I watched a jay stick an acorn into the soft soil of the front of my vegetable garden. Immediately, another jay showed up and swiped the acorn and buried it in back in a tomato cage. Then jay number 3 flew in after the same acorn, but was chased off by the second jay.
Similar lunchtime observations of jays’ thieving by a research scientist at UC Davis led her to an investigation in the lab. She found that individuals that stole food from other jays’ caches spent much more time moving and reburying the same piece of food than non-thieves did. So, thieves suspect that everybody else is a thief, too.
Acorn Woodpeckers, who cooperatively make their own caches, or “granaries,” of acorns in holes in trees, are also on to the tendency of Western Scrub Jays to steal nuts. The woodpeckers always have a member of their group on guard and if a jay comes near, the woodpeckers go into noisy “red alert,” and several fly in to chase the potential raider away.
Another ramification of Western Scrub Jays’ and related species’ habit of caching acorns relates to their importance in the scrub oak woodlands. Of course, the birds never find all the acorns that they’ve buried and many remain to sprout into oak seedlings.
Researchers recorded that the related Blue Jay cached significant numbers of acorns – 50 jays cached 150,000 acorns in 4 weeks, leading to speculations that the swift extension of oak forests as the ice retreated at the end of the last ice age was due to the activity of the jays.
A botanist looked at this more closely.
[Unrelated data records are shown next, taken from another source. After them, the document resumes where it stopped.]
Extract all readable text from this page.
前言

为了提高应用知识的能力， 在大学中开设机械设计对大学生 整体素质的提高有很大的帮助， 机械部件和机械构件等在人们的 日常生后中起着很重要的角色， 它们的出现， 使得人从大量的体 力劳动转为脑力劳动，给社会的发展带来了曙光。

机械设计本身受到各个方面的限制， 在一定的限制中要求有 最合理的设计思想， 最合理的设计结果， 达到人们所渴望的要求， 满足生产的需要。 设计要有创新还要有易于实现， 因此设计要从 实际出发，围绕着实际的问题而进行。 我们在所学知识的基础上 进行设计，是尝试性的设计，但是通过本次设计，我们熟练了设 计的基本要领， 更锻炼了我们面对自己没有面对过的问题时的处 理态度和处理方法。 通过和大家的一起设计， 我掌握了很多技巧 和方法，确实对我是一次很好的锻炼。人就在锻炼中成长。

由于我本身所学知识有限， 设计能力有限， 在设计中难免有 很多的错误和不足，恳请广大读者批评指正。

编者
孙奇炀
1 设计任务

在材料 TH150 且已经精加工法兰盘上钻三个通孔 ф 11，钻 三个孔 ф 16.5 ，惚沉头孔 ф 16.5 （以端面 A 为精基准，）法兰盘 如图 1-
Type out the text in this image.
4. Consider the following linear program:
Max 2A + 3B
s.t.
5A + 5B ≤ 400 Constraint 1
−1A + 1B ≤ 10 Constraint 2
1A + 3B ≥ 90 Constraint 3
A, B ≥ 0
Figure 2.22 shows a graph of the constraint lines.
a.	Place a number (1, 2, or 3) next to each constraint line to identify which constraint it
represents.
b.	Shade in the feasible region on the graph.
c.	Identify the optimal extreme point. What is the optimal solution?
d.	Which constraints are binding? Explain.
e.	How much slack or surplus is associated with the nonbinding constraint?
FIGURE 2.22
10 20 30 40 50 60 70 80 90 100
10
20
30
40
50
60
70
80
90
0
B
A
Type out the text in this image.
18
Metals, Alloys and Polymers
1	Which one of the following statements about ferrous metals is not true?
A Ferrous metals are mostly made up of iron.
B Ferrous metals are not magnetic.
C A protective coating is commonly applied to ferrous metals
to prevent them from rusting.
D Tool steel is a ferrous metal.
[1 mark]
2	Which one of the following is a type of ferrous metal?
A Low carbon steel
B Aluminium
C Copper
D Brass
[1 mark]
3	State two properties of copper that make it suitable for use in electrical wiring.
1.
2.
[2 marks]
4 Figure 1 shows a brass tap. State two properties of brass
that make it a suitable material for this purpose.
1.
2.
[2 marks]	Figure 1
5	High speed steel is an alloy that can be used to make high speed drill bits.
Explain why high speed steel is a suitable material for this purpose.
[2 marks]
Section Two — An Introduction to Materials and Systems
He superimposed a map of the world-wide distribution of oaks upon a map of the occurrence of acorn-caching jays of various species and found that no oaks were found where there were no jays, although the jays survived in areas without oaks. His conclusion was that oak forests are entirely dependent upon jays for their reproductive survival. So, our local feathered rascal has an important job to do for our oak forests!
Western Scrub Jays are common in our neighborhoods and woodlands, so watching them in action takes little more than patience and curiosity.